Kudos to John for staying after Eric Lipton’s fast one, which is a classic in the genre of what I call “ventriloquist journalism”–the highly refined technique by which “news” reporters seek out a source to confirm their preconceived story line with a specific quote. I didn’t think of that term myself; I learned it from my first mentor out of college, the great M. Stanton Evans, who was one of the nation’s youngest major newspaper editors decades ago at the Indianapolis Star. (I think he was something like 26 years old when he became editor.)
Reporters for mainstream media publications like the Times are extremely skilled at this dark art, and have numerous techniques for getting a source to utter a pre-written quote. Basically they just ask the same question over and over again in different form, and them culminate with, “In other words, would it be fair to say that. . .” until you give in. It takes a lot of patience and determination to resist their well-polished blandishments. The best of them have the whole “good-cop, bad-cop” schtick down cold.

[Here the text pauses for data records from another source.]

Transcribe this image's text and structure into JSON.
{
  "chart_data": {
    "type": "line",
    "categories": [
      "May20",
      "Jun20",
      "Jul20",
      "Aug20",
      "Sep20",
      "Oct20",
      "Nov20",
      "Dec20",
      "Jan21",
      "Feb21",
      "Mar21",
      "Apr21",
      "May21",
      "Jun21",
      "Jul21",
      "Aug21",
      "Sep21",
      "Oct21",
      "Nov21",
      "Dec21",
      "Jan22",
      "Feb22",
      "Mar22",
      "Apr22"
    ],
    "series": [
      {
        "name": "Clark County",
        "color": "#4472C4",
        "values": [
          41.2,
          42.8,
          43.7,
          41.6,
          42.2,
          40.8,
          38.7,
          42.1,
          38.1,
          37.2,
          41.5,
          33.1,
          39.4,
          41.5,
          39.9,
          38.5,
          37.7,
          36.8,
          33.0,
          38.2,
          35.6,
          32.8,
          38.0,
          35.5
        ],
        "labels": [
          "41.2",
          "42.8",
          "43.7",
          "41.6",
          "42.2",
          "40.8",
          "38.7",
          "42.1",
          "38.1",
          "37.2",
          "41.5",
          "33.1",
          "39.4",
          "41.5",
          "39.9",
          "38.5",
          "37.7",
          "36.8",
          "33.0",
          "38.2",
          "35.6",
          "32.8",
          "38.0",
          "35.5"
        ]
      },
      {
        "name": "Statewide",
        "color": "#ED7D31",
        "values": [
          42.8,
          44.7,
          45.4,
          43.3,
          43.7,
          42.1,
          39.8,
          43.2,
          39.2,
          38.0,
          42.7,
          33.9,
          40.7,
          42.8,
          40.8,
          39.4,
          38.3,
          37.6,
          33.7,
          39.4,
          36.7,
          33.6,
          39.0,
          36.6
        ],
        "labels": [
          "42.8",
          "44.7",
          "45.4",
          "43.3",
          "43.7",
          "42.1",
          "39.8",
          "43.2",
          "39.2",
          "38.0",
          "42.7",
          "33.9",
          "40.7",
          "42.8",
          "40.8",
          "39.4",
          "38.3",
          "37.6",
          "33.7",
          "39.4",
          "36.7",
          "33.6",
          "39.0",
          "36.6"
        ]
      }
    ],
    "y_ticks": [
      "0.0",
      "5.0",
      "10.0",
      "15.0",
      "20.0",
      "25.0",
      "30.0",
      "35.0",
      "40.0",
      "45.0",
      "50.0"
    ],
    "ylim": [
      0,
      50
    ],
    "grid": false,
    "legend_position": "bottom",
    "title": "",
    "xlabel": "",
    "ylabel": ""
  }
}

My single most memorable experience of this technique came back in 2002 when President George W. Bush refused to attend the UN’s Earth Summit in South Africa, where, like the UN Human Rights meetings, the chief item on the agenda was the abuse of the United States. Environmentalists and other right-thinking people everywhere were outraged. Somehow I got a ton of calls from reporters, many of them with overseas news organizations, that kept trying to get me to say something along the lines that President Bush was making a mistake, that things would go so much better if he turned up even if only to argue a different point of view, and so forth. They’d ask the same question over and over again, and I’d refuse to give them the quote or characterization they were looking for, no doubt something like “Even some conservatives think President Bush is making a mistake,” etc. Sometimes these interviews would go on a long time, and I’d make a lot of colorful comments criticizing the whole circus. And somehow I never got quoted in any of the stories that resulted. Didn’t fit the pre-written story line.